‘Touching roots’ and connecting cultural histories at the MFA
The exhibition ‘Black Ancestral Legacies in the Americas’ helps reveal a parallel history of both 20th-century American art and of the museum itself
There’s important precedent here. “Touching Roots” is a distant echo of “Afro-American Artists: Boston and New York,” the grudgingly staged, mostly forgotten, and irrefutably groundbreaking exhibition of Black contemporary art hosted by the MFA in 1970. Driven forward by the artist and activist Dana Chandler and curated by Edmund Barry Gaither, the director of the then brand-new NCAAA, the show was the banner event of a burgeoning Black art movement that blossomed alongside the Black Power movement of its day.
“Touching Roots” transcends that time with works as recent as 2018. But it shares a unifying principle in its belief in the power of continuity and shared cultural history (the exhibition notes include a tribute to Gaither, who was a consultant for the museum until 2020). With just 35 works, it’s a short lesson in formative elements of Black American art in the 20th century and its yearnings — for heritage, for connection, and simply to be seen at all.
Several pieces fit the ethos of the Harlem Renaissance, the post-World War I blossoming of Black American culture that gave us artists and poets like Romare Bearden and Langston Hughes. As the movement evolved, a yearning for roots took hold. “The Legacy of the Ancestral Arts,” the essay by Alain LeRoy Locke, urged Black artists to build a Black American culture on the foundation of their African heritage. Its ideas underpin “Touching Roots,” one generation to the next.
For me, an untitled watercolor by Aaron Douglas, from 1930, sets the tone. With its monochromatic palette of icy blue-gray, Douglas works in silhouette to set a scene of struggle and triumph. Pyramids in the background connect to Black ancestral origins along the Nile; a figure rises to the light above workers in chains. A church steeple evokes divine providence — freedom as God’s will.

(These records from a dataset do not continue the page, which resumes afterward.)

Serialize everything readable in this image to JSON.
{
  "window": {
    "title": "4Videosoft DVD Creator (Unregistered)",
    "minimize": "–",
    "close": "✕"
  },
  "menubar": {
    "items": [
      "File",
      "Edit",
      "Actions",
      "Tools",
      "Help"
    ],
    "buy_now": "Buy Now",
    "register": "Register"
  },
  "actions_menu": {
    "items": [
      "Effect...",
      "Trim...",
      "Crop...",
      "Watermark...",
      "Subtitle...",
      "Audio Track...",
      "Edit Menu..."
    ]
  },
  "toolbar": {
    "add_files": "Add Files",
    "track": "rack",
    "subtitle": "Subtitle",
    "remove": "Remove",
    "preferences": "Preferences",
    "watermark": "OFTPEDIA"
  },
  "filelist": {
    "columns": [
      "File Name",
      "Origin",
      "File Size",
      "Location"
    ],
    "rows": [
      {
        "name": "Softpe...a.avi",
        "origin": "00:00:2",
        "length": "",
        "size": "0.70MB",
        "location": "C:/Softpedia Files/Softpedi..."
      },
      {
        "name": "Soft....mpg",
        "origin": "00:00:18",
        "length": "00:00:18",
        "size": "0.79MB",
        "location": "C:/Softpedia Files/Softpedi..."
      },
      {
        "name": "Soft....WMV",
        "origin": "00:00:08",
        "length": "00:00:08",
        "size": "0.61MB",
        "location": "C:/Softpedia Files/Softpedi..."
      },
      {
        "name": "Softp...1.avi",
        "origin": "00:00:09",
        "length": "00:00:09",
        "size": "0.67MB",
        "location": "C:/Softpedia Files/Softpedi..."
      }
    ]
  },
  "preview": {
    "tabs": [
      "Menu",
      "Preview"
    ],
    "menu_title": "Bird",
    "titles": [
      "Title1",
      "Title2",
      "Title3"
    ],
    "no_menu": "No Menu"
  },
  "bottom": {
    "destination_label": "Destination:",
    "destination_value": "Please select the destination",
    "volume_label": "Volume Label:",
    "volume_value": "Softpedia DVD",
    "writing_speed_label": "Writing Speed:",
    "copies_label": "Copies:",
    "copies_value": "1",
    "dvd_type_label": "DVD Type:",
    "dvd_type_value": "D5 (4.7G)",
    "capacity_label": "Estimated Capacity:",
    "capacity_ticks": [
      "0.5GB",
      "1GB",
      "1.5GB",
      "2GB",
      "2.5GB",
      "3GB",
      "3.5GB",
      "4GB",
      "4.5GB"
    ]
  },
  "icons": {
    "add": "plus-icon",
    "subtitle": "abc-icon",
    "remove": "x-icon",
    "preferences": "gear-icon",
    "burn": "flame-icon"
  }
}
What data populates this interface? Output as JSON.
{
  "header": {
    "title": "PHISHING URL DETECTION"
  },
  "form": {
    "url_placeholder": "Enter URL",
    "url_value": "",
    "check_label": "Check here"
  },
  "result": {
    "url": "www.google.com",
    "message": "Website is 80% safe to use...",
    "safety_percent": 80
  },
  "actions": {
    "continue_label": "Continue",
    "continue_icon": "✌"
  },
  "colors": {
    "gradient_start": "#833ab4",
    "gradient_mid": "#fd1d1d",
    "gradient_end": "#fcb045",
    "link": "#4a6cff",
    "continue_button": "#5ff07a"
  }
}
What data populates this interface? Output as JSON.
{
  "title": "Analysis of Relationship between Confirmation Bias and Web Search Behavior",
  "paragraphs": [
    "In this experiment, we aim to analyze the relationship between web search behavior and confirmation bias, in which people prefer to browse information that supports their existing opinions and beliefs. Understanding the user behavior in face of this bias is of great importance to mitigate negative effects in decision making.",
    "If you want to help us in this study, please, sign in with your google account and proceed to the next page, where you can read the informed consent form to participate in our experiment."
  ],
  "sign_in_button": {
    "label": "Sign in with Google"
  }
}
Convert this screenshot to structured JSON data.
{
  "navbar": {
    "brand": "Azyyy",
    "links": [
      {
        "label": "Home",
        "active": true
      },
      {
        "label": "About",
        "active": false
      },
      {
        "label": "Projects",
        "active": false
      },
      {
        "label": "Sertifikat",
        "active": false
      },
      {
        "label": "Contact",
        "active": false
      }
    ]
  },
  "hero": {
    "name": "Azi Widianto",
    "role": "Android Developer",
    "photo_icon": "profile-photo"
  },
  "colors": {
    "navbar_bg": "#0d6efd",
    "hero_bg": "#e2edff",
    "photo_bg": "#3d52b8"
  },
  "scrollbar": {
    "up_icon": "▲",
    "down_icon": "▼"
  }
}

Loïs Mailou Jones, a Bostonian, counts four pieces here, spanning nearly 40 years of her career that help chart the course Locke favored: The earliest, “Jeanne, Martinique,” 1938, is a portrait of an African woman who hosted literary salons in Paris, where Jones was then living, that helped connect a cohort of Black Americans to those cultural roots; the latest, “Ubi Girl from Tai Region,” 1973, seems to realize those early teachings with its tableaux of West African motifs. Its title figure, a woman with a white-painted face, makes a crucial point about a culture very much alive, thriving, and struggling for autonomy; in the 1960s and ′70s, Black activists in the US saw African countries fighting for independence from their colonizers as analogous to the civil rights movement here.
The show combs the MFA archives for synergies, both material and cultural. Strip-weaving, a West African tradition, infiltrated Black American textile practice most famously in Gee’s Bend, Ala., where artists such as Annie Mae Young made patchwork quilts, like the one here, that are loose, vibrant, and distinctly American. Bearden’s stirring “Family,” 1967-68, is a collage piece that adapts a strip-weaving from the African Sahel region in an homage to matriarchal culture. Allan Rohan Crite, another Bostonian, transposes African matriarchal tradition to his home here in Boston with “Ancestor Figure, Bambara, Mali, Wood,” 1974, a drawing of a Malian carved figure of a mother and child paired with a Black woman and her baby against the distinctive backdrop of Boston row houses.
There are other highlights over which to linger, but for me, the key to “Touching Roots” is how rooted it is, right here in Boston. The museum has let slip that moment in 1970 when, against its will, the MFA was, however briefly, the center of Black American art. It’s much too late to seize that moment, with generations of Black artists since then now stratospheric superstars, far out of reach.
But can the museum be a rallying point for Black artists here in Boston? Stephen Hamilton, a young textile artist with a heroic impulse, gives me hope. His work here, from his “Founders Project,” is called “Dashawn Borden as Sundiata Keita,” from 2018, a regal portrait of a Black man, swathed in finery, on hand-woven cloth. The project is gracefully ennobling: Hamilton takes Boston high school students and recasts them as the mythic founders of African ethnic groups from which the diaspora flowed. The project embodies the best hope of “Touching Roots,” with a chapter yet unwritten: It imbues young people with deep roots, and fills them with pride and possibility from which to grow.